Quanta is the latest property crowdfunding opportunity to hit the headlines. It is looking to raise £3 million by offering UK investors the chance to get involved in buying, renovating and selling properties from the safety and comfort of their living rooms.

The idea is believed to be the first of its kind and will see money lent to Quanta through Crowdstacker, a peer-to-peer lending platform. The money will be used to buy good quality but neglected properties throughout the UK, with the main aim of restoring them to their former glory and then selling the homes on at a higher price.

It differs from other crowdfunding opportunities as nothing will be held as a buy-to-let, with the goal instead to only keep properties for an average of three months to minimise costs and maximise returns. 

Quanta, which has been operating for nearly ten years in the UK, has over 500 refurbishment projects in its locker. Investors are invited to lend from £700 upwards, with a 6.8% return payable in quarterly investments. Anyone investing before 24th June 2015 will be able to take advantage of an early bird offer and an extra six weeks’ interest.  
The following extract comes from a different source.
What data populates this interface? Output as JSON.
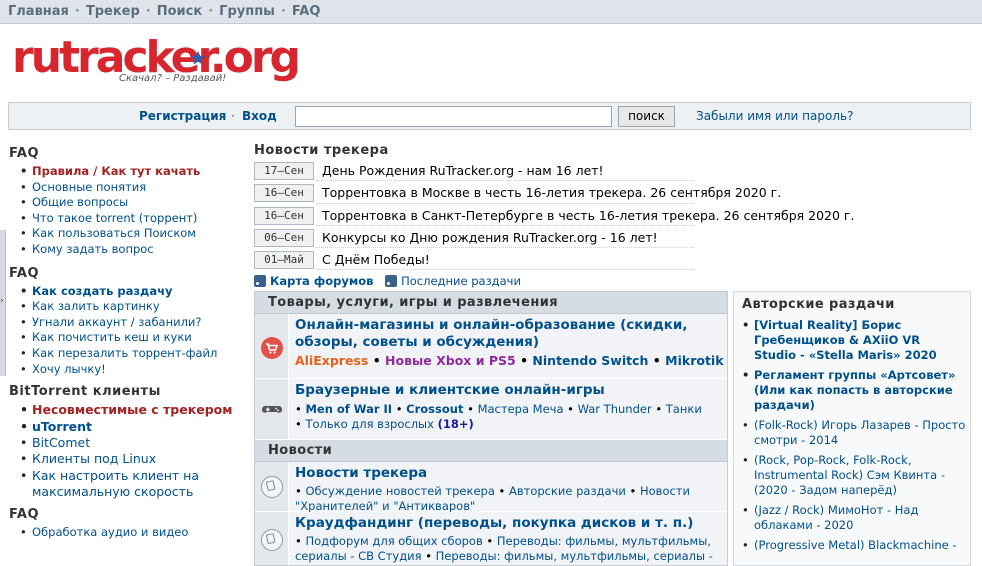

“This opportunity is ideal for anyone who hankers after getting involved in property development, but has neither the time nor the money to do it by themselves,” Edward Stevenson, director of Quanta Group, said. “We believe we are the first investment of this type to show investors exactly how their money is being spent including details on every property we buy and sell - even addresses and the full story behind the refurbishment.”

 

He added: “Perhaps we are risking creating some competitors in the future, but we want investors to be able to learn from our expertise by watching how we do what we do. We would be proud to be the building blocks to help people not only get on the property ladder, but also know how to capitalise on the opportunity.”

Crowdstacker, which agreed to feature the opportunity after carrying out due diligence on Quanta’s business, is one of the UK’s first peer-to-peer lending platforms to secure direct authorisation from the Financial Conduct Authority (FCA).

“Crowdstacker isn’t about fly-by-night start-ups or pie-in-the-sky entrepreneurs,” Karteek Patel, CEO of Crowdstacker, explained.  “We curate only what we consider to be better opportunities for people looking to lend money to businesses for compelling, yet sensible, rates of return.”

“Quanta is a great company to lend money to,” Patel added. “They work hard, they’re passionate about what they do, and they have a fantastic track record for doing it well.”